Evaluation Metrics for Classification Models

Evaluation metrics are essential for assessing the performance of classification models. This post covers commonly used metrics, including Accuracy, Precision, Recall, and F1 Score, and illustrates their application in binary, multi-class, and multi-label settings.


Metrics Overview

  • Accuracy: The proportion of correctly predicted instances among all instances.
  • Precision: The proportion of predicted positive instances that are actually positive.
  • Recall: The proportion of actual positive instances that are correctly predicted.
  • F1 Score: The harmonic mean of Precision and Recall, providing a balance between correctness and completeness.

These metrics provide complementary information and are often used together to evaluate model performance.


Confusion Matrix Terminology

Evaluation metrics are derived from the confusion matrix:

  • True Positive (TP): Predicted positive and actually positive.
    Example: Predicting Cat for an image that contains a cat.
  • False Positive (FP): Predicted positive but actually negative.
    Example: Predicting Cat for an image that contains a dog.
  • False Negative (FN): Predicted negative but actually positive.
    Example: Predicting Dog for an image that contains a cat.
  • True Negative (TN): Predicted negative and actually negative.
    Example: Predicting Dog for an image that contains a dog.

Metrics such as Precision, Recall, and F1 Score are calculated using these values.


Binary Classification Example

Binary classification involves predicting one of two possible labels.
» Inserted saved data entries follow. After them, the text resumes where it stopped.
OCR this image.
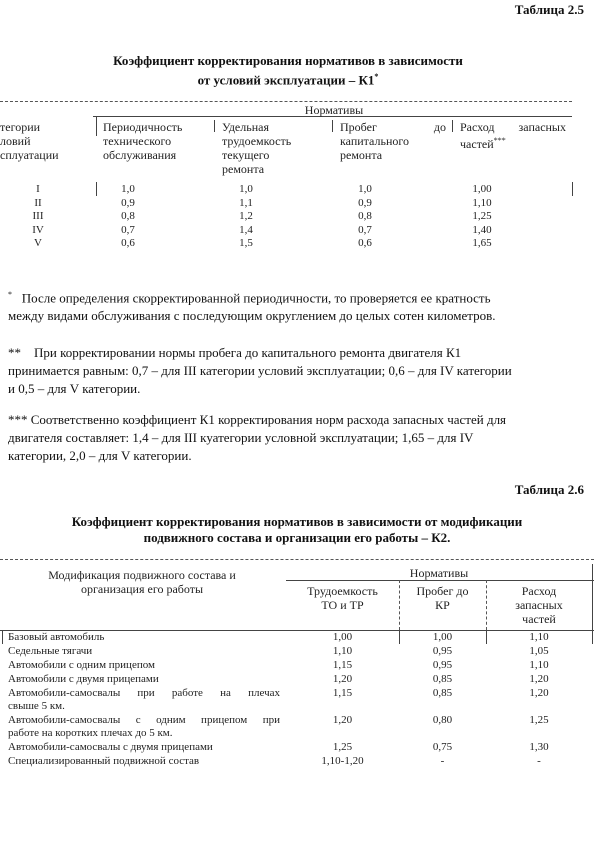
Таблица 2.5
Коэффициент корректирования нормативов в зависимости
от условий эксплуатации – К1*
Нормативы
тегории
ловий
сплуатации
Периодичность
технического
обслуживания
Удельная
трудоемкость
текущего
ремонта
Пробег	до
капитального
ремонта
Расход запасных
частей***
I	1,0	1,0	1,0	1,00
II	0,9	1,1	0,9	1,10
III	0,8	1,2	0,8	1,25
IV	0,7	1,4	0,7	1,40
V	0,6	1,5	0,6	1,65
* После определения скорректированной периодичности, то проверяется ее кратность
между видами обслуживания с последующим округлением до целых сотен километров.
**    При корректировании нормы пробега до капитального ремонта двигателя К1
принимается равным: 0,7 – для III категории условий эксплуатации; 0,6 – для IV категории
и 0,5 – для V категории.
*** Соответственно коэффициент К1 корректирования норм расхода запасных частей для
двигателя составляет: 1,4 – для III куатегории условной эксплуатации; 1,65 – для IV
категории, 2,0 – для V категории.
Таблица 2.6
Коэффициент корректирования нормативов в зависимости от модификации
подвижного состава и организации его работы – К2.
Модификация подвижного состава и
организация его работы
Нормативы
Трудоемкость
ТО и ТР
Пробег до
КР
Расход
запасных
частей
Базовый автомобиль	1,00	1,00	1,10
Седельные тягачи	1,10	0,95	1,05
Автомобили с одним прицепом	1,15	0,95	1,10
Автомобили с двумя прицепами	1,20	0,85	1,20
Автомобили-самосвалы   при   работе   на   плечах
свыше 5 км.
1,15	0,85	1,20
Автомобили-самосвалы   с   одним   прицепом   при
работе на коротких плечах до 5 км.
1,20	0,80	1,25
Автомобили-самосвалы с двумя прицепами	1,25	0,75	1,30
Специализированный подвижной состав	1,10-1,20	-	-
Consider the following example of classifying images as Cat or Not Cat:

Image Actual Label Predicted Label Outcome
1 Cat Cat TP
2 Cat Dog FN
3 Dog Cat FP
4 Dog Dog TN

From this table:

  • Precision = TP / (TP + FP)
  • Recall = TP / (TP + FN)
  • F1 Score = 2 × (Precision × Recall) / (Precision + Recall)

Multi-class Classification Example

Multi-class classification involves selecting one label out of multiple possible classes. Consider three classes: Cat, Dog, Bird.

Image Actual Label Predicted Label Outcome
1 Cat Cat Correct
2 Dog Cat Incorrect
3 Bird Bird Correct
4 Dog Dog Correct
5 Cat Bird Incorrect

Metrics can be calculated per class. For example, for the Dog class:

  • TP = 1 (Image 4)
  • FP = 0
  • FN = 1 (Image 2)
  • Precision = TP / (TP + FP) = 1.0
  • Recall = TP / (TP + FN) = 0.5
  • F1 = 0.67

Multi-label Classification Example

In multi-label classification, a single instance may have multiple labels simultaneously. For example:

{Cat, Cute, Indoor}

Metrics are computed per label and then averaged across labels. Averaging strategies include:

  • Micro averaging: Combines counts of TP, FP, FN across all labels before computing metrics.
  • Macro averaging: Computes metrics per label and averages them equally.
  • Weighted averaging: Computes metrics per label and averages them weighted by the number of true instances.

This ensures fair evaluation even when some labels are rare.


Metrics Comparison Across Classification Types

The following table summarizes how evaluation metrics are computed and interpreted in binary, multi-class, and multi-label settings:

Metric / Type Binary Multi-class Multi-label
Precision TP / (TP + FP) Per class, then averaged Per label, then averaged (micro/macro/weighted)
Recall TP / (TP + FN) Per class, then averaged Per label, then averaged (micro/macro/weighted)
F1 Score Harmonic mean of Precision and Recall Per class, then averaged Per label, then averaged (micro/macro/weighted)
Accuracy (TP + TN) / Total Correct predictions / Total Can be misleading; usually calculated per label and averaged
Averaging Method N/A Macro / Micro / Weighted Macro / Micro / Weighted
Notes Straightforward Class imbalance should be considered Rare labels require micro or weighted averaging

Evaluation metrics such as Precision, Recall, F1 Score, and Accuracy are critical for measuring classification model performance. Proper understanding of these metrics, along with the confusion matrix and averaging strategies, enables effective assessment and comparison of models across binary, multi-class, and multi-label tasks.